A letter was written by Sgt. William A. Smith, Co. B 71 Ind. 6th Cav., on October 5, 1863. He talks about Union occupation north of Knoxville, TN and the increased price of goods and foods in the Confederate states as oppsosed to the Union. He also writes about a brigade of women marching and carrying the U.S. flag. The letter was submitted to Mr. J. O. Jones, postmaster of Terre Haute, Indiana, in hopes that he could get it published in the local newspaper.

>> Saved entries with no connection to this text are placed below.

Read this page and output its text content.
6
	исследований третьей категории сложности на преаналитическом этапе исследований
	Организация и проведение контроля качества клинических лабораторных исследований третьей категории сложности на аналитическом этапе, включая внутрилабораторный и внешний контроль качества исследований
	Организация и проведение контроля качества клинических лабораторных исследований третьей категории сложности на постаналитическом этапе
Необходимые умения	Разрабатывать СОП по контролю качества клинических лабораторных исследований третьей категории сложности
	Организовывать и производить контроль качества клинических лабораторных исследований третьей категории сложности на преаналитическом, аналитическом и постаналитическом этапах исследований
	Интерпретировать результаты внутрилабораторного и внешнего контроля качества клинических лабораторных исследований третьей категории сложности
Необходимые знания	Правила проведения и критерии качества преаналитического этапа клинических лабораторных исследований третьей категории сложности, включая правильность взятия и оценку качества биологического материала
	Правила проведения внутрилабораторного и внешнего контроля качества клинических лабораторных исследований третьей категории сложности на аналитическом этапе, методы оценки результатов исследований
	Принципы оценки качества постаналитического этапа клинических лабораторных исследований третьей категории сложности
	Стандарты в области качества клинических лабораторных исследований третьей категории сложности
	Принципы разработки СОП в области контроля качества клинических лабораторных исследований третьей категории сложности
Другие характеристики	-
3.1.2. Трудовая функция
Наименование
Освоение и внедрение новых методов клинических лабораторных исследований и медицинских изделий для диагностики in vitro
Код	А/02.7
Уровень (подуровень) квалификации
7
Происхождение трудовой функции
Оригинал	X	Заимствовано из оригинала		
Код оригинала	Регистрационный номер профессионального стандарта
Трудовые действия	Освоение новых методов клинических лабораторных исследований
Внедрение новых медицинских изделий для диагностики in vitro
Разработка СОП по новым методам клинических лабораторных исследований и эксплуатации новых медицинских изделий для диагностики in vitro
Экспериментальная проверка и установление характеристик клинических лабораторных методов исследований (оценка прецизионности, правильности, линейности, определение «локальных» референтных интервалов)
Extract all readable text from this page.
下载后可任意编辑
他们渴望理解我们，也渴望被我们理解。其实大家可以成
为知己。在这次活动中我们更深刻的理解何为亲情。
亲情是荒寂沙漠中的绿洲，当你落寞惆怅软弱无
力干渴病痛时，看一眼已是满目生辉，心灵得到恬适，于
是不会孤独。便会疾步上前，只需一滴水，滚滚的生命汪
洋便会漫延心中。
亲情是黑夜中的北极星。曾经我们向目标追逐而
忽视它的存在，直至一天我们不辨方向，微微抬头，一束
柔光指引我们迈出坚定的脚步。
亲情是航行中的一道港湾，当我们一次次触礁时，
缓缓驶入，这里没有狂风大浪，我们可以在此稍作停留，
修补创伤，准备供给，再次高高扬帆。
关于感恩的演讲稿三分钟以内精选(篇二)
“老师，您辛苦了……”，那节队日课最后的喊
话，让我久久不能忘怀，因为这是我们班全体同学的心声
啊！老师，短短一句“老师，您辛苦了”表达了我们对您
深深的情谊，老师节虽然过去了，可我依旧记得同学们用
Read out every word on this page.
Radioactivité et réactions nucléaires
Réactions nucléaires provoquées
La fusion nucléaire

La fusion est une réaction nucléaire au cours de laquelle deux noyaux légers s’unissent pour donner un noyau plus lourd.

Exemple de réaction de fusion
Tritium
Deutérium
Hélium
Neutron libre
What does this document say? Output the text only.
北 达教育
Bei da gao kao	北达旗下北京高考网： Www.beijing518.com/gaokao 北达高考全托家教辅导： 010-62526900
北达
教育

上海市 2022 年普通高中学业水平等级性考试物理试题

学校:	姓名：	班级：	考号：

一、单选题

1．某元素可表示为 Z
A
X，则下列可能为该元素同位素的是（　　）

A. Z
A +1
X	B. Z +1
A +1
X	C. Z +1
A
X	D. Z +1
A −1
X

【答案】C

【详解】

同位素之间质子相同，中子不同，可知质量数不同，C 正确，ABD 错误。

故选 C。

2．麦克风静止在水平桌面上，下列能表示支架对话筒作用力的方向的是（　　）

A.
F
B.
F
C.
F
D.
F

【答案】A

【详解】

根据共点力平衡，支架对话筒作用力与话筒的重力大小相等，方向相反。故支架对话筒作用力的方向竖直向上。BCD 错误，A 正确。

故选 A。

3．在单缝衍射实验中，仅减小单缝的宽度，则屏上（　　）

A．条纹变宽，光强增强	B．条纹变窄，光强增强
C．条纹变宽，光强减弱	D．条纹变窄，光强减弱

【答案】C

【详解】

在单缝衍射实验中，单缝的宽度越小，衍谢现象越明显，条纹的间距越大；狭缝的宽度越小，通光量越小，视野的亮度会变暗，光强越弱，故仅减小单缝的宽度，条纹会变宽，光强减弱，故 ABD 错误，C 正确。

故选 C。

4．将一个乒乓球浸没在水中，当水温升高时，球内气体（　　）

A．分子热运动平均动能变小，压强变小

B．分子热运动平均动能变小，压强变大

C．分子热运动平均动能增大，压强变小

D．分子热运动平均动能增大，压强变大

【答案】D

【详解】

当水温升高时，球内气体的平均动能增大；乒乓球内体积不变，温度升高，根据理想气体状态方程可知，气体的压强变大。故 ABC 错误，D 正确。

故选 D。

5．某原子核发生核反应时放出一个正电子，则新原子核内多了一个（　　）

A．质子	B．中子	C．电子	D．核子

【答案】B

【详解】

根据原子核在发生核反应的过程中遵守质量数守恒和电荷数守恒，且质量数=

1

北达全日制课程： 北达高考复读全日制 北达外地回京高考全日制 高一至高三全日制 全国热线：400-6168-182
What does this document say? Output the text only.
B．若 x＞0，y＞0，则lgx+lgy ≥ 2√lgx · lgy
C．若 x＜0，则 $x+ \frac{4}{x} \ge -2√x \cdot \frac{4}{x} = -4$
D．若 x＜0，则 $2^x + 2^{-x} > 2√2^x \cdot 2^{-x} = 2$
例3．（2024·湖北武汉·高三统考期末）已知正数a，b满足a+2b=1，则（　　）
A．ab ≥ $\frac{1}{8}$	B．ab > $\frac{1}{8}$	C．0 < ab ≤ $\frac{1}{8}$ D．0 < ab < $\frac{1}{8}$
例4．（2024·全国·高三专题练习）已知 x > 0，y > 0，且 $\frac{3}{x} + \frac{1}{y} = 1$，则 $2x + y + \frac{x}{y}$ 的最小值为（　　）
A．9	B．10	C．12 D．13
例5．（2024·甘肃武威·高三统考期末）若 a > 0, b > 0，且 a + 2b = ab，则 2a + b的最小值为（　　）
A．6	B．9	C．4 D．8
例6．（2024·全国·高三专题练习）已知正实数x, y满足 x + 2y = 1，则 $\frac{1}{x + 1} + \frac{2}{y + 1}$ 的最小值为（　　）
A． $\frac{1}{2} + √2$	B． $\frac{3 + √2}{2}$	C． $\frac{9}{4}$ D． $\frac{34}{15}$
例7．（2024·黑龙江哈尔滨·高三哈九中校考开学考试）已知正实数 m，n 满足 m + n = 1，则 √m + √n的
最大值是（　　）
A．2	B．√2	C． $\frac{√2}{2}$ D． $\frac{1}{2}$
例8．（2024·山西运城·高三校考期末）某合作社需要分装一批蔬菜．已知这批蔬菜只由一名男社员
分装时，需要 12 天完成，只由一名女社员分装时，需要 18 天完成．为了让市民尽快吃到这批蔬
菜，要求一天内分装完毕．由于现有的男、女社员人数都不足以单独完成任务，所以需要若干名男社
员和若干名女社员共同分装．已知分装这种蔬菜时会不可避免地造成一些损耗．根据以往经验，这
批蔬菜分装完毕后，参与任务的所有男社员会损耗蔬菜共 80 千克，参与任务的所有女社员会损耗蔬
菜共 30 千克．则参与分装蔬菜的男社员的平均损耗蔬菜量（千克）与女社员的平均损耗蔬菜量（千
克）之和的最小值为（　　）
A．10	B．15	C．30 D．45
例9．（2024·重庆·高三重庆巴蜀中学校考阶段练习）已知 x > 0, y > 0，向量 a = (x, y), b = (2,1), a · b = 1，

Personal correspondence between Union soldier Alexander B. Richards and his sister, Emaline Butcher of Murphysboro, Illinois, dated February 14, 1864. He details the Battle of Knoxville and Fort Sanders (Tenn.) which took place on November 29, 1863 and his trek from Chattanooga with H Co. Illinois 27th Infantry.
This collection consists of one handwritten letter, written in 1864 in Knoxville, Tennessee, by T. K. Gay of the Signal Corps to his brother Cal in Susquehanna County, Pennsylvania. It reports that Knoxville is currently tranquil but expresses concern that John Morgan is preparing to attack. Gay hypothesizes that if Morgan were to attack he would meet strong resistance, as more troops were expected for the defense of the city. Gay also opines that the war will end soon.
This collection consists of a typed copy of Thomas Doak Edington's diary which he kept while serving as a Captain in Company A of the 6th Tennessee Volunteer Infantry (USA) during the Civil War. In it, he discuses his unit's movements, camp life, his health, battles, the weather, foraging for food and supplies, drills, pickets, and administrative tasks. This transcript also includes a forward by John F. Edington and a list of the members of Company A still living as of November 15, 1917.
The Tilghman Blazer Papers, 1864-1892, contains two notebooks, both of which are in fairly good condition. The first details his military experience as a member of Company K of the 8th Tennessee Volunteer Infantry (Union) in Georgia and Tennessee during 1864, and the second contains classroom rosters and business transactions written after his return to Cocke County, Tenn.
This collection consists of a letter, dated February 24, 1863 from Camp Cripplecrick, Tenn., from W. M. Creamer of the 90th Ohio Infantry to his cousin, M. C. Creamer. He discusses his religious beliefs as well as Captain Robert O. Caddy's treatment of sick young boys in Nashville.
In this autobiographical sketch, William Jay Smith describes his military career and ends with his election to the Tennessee Senate in 1867.